Peso com direção: In Ad Hominem estreia com consistência em ‘Ciudad Sin Dios’

Power trio chileno articula agressividade e controle em um single que evidencia experiência e identidade no metal extremo latino-americano

Dentro de um cenário em que a intensidade muitas vezes se confunde com excesso, “Ciudad Sin Dios”, faixa de estreia do In Ad Hominem, opta por um caminho mais estruturado.

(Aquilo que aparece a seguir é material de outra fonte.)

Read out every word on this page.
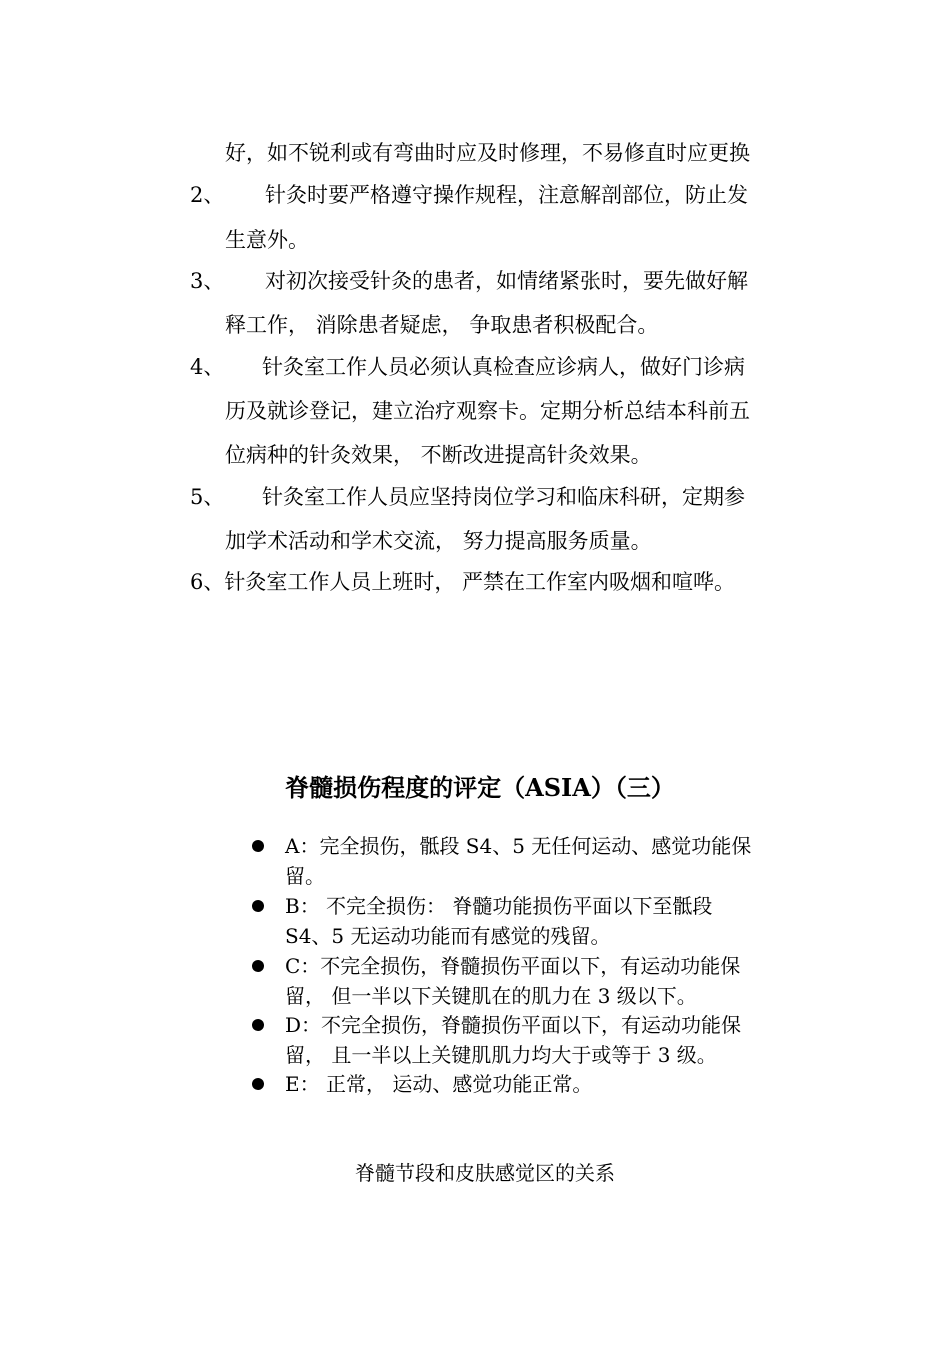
好，如不锐利或有弯曲时应及时修理，不易修直时应更换
2、 针灸时要严格遵守操作规程，注意解剖部位，防止发
生意外。
3、 对初次接受针灸的患者，如情绪紧张时，要先做好解
释工作， 消除患者疑虑， 争取患者积极配合。
4、 针灸室工作人员必须认真检查应诊病人，做好门诊病
历及就诊登记，建立治疗观察卡。定期分析总结本科前五
位病种的针灸效果， 不断改进提高针灸效果。
5、 针灸室工作人员应坚持岗位学习和临床科研，定期参
加学术活动和学术交流， 努力提高服务质量。
6、针灸室工作人员上班时， 严禁在工作室内吸烟和喧哗。
脊髓损伤程度的评定（ASIA）（三）
A：完全损伤，骶段 S4、5 无任何运动、感觉功能保
留。
B： 不完全损伤： 脊髓功能损伤平面以下至骶段
S4、5 无运动功能而有感觉的残留。
C：不完全损伤，脊髓损伤平面以下，有运动功能保
留， 但一半以下关键肌在的肌力在 3 级以下。
D：不完全损伤，脊髓损伤平面以下，有运动功能保
留， 且一半以上关键肌肌力均大于或等于 3 级。
E： 正常， 运动、感觉功能正常。
脊髓节段和皮肤感觉区的关系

O peso está presente desde o início, mas não como um fim em si mesmo — há uma condução clara que organiza a agressividade e dá sentido ao avanço da música.

Formado por músicos com passagem pela banda Krudo, o trio chileno carrega na execução um nível de maturidade que se manifesta de forma imediata. Ainda que seja um projeto recente, não há traços de experimentação indecisa: a faixa soa como resultado de uma visão já consolidada.

No campo instrumental, o equilíbrio entre força e definição é um dos pontos centrais. As guitarras operam com agressividade, mas mantêm clareza suficiente para evitar dispersão sonora. Baixo e bateria sustentam a estrutura com precisão, com destaque para a condução rítmica, que imprime pressão constante sem perder controle — um elemento essencial para manter a coesão em um contexto de alta intensidade.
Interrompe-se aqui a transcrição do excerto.